The identical concept might probably be utilized to detecting and managing arthritis, Eliason stated. However such an software would possibly require better perception into what’s occurring on the tissue stage quite than motion and power patterns alone, what the researchers consult with as a “digital twin,” and the place the expertise is now heading.
Full-body modeling
The following iteration of the ENABLE expertise is to mix the completely different layers of research right into a mannequin that captures the inner stresses and forces occurring beneath the pores and skin with the present biomechanical information.
Dr. Lance Frazer, one other biomechanist at SwRI who works on the expertise, defined that on the most elementary stage, the tech generates a skeletal mannequin from video. A second layer estimates joint forces and masses. The ultimate layer goes deeper, utilizing tissue-level modeling to estimate pressure in cartilage, muscle and ligaments.

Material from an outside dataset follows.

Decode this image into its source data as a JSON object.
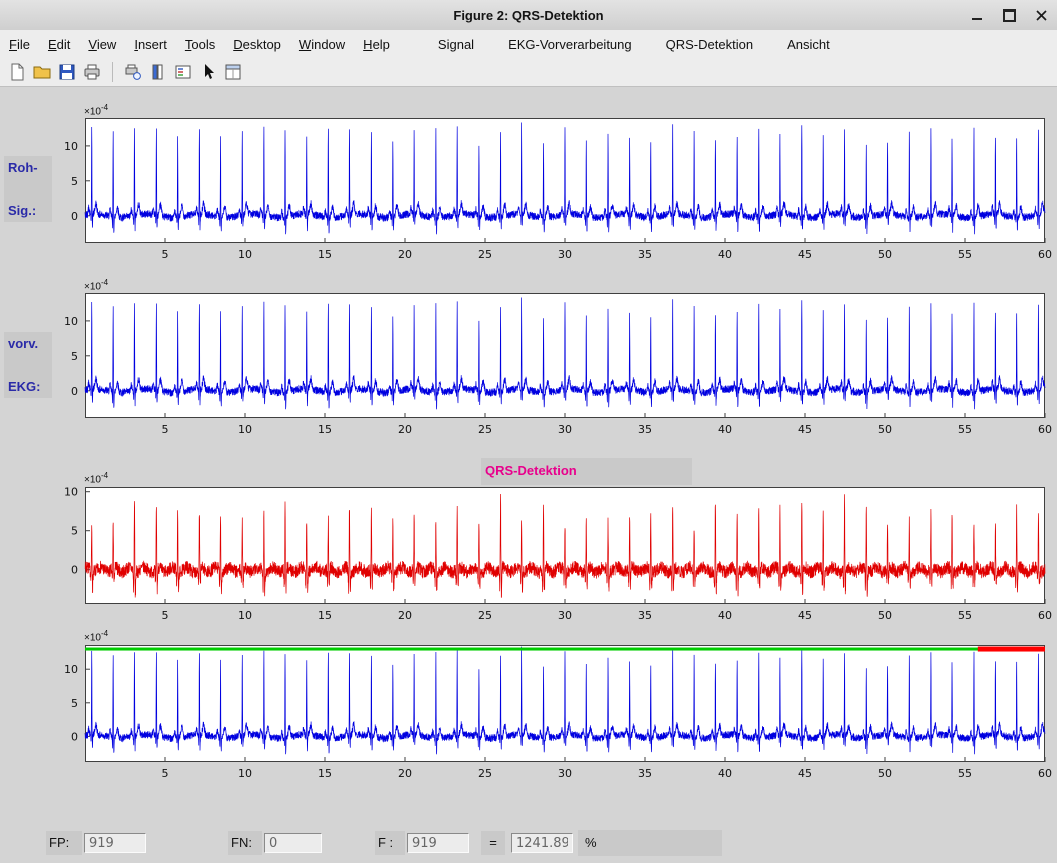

Within the Emory Faculty soccer examine, for instance, researchers discovered sure sprinting mechanics that may predispose athletes to hamstring accidents. However merely figuring out dangerous motion patterns doesn’t inform a coach or a researcher what’s occurring contained in the muscle tissue.
“The markerless system can say, ‘You dash a sure approach and that predisposes you,’” Frazer stated. “But it surely doesn’t inform you the ‘why.’”

As an alternative of stopping at joint angles or velocity, Frazer stated, the modeling might predict how pressure develops in particular muscle groups, ligaments or cartilage, and the way shut these tissues are to damage thresholds.
Frazer in contrast it to the sort of laptop simulation utilized in bridge design, the place engineers calculate stress on a construction earlier than it fails. In biomechanics, the identical concept could be utilized to the human physique.
That added stage of granular element would even be extremely helpful in medical functions. SwRI researchers are working towards the power to have somebody merely stroll down a hallway and estimate the stress positioned on their knee cartilage — data that might assist predict arthritis threat years earlier than signs change into extreme, Frazer stated.
Particular person elements of the system exist already. The issue is linking them collectively right into a coherent and helpful mannequin.
“The expertise itself doesn’t remedy something, it’s only a software,” Eliason stated. “But when you understand how to make use of the expertise, it’s solely restricted by your individual creativeness. It’s as much as us and our companions to determine how we are able to take this software that we construct and switch it into one thing helpful.”